このモデルは、サプライチェーンの安定確保や、独自技術のブラックボックス化による競争優位性の維持に大きく貢献します。また、研究開発部門と製造現場が物理的に近いことで、試作品の迅速なフィードバックや量産に向けたプロセスの改善がスムーズに進むという利点もあります。これは、かつて日本の製造業が得意としてきた「すり合わせ」の思想にも通じるものがあり、技術主導型の製造業における普遍的な強みと言えるかもしれません。

米国の製造業回帰と産業政策

今回の訪問の背景には、インフレ抑制法(IRA)に代表される、米政府による強力な国内製造業支援策があります。これらの政策は、税制優遇や補助金を通じて、クリーンエネルギーや半導体といった戦略的に重要な分野での国内投資を促進することを目的としています。First Solar社もこうした政策を追い風に、米国内での生産能力を大幅に増強しています。

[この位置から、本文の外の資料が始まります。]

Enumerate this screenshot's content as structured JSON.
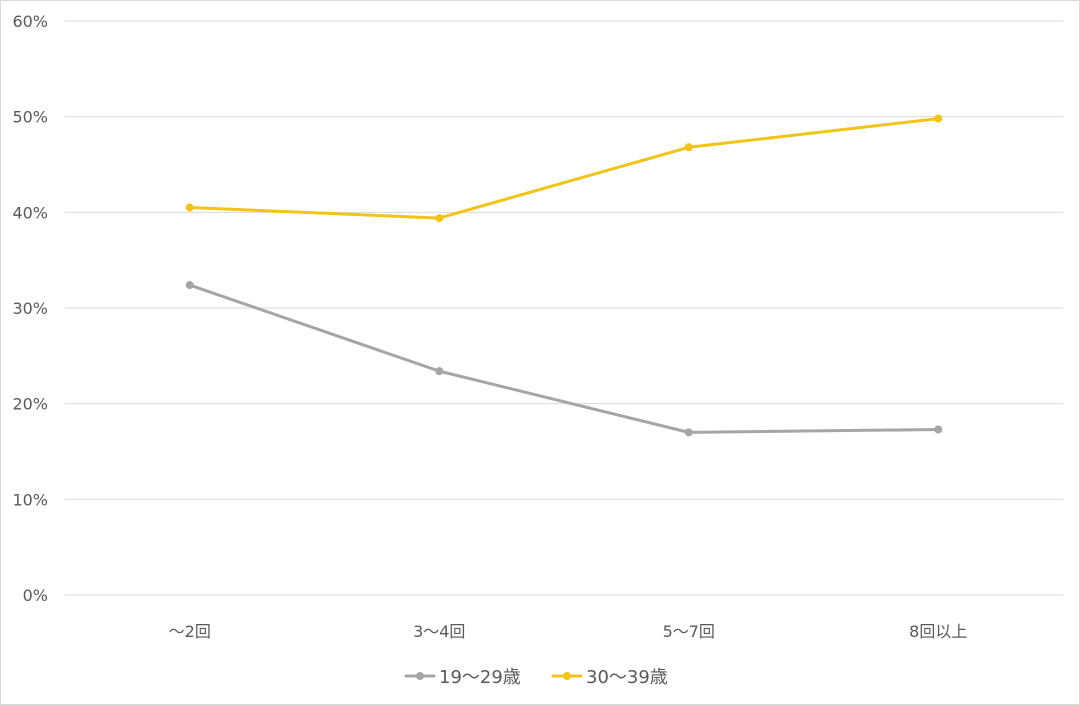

政府が明確な方針と具体的な支援策を示し、それに応える形で企業が国内投資を拡大する。そして、政策担当者がその現場を訪れ、成果を確認するとともに次なる施策への知見を得る。この一連の流れは、国を挙げた製造業強化の好循環を生み出すための重要なプロセスです。政策と現場が一体となって、国内のサプライチェーンを再構築し、国際競争力を高めようとする米国の姿勢は、他国にとっても注目すべき動きです。

日本の製造業への示唆

今回の米政府高官による工場視察のニュースは、日本の製造業に携わる我々にとってもいくつかの重要な示唆を与えてくれます。

第一に、官民連携の重要性です。経済安全保障の観点から、政府は特定の重要産業の国内基盤強化を進めています。自社の事業や技術が、国の大きな政策方針とどのように連携できるかを常に意識し、補助金や税制優遇といった制度を戦略的に活用していく視点が、経営層にはますます求められます。

第二に、サプライチェーンの再評価です。コスト効率のみを追求したグローバルなサプライチェーンには、地政学的なリスクや供給途絶のリスクが常に伴います。自社の製品供給におけるボトルネックを洗い出し、必要に応じて国内生産への回帰や、信頼できるパートナーとの連携による供給網の複線化(デュアルサプライチェーン)を検討することが、事業継続の観点から極めて重要です。

最後に、技術的優位性の再認識です。First Solar社の例が示すように、他社が容易に模倣できない独自のコア技術を持ち、それを国内の研究開発・製造拠点と一体で磨き上げていく垂直統合モデルの価値が見直されています。自社の強みである技術は何か、そしてそれを守り育てていくために最適な生産体制はどのようなものかを、改めて問い直す良い機会と言えるでしょう。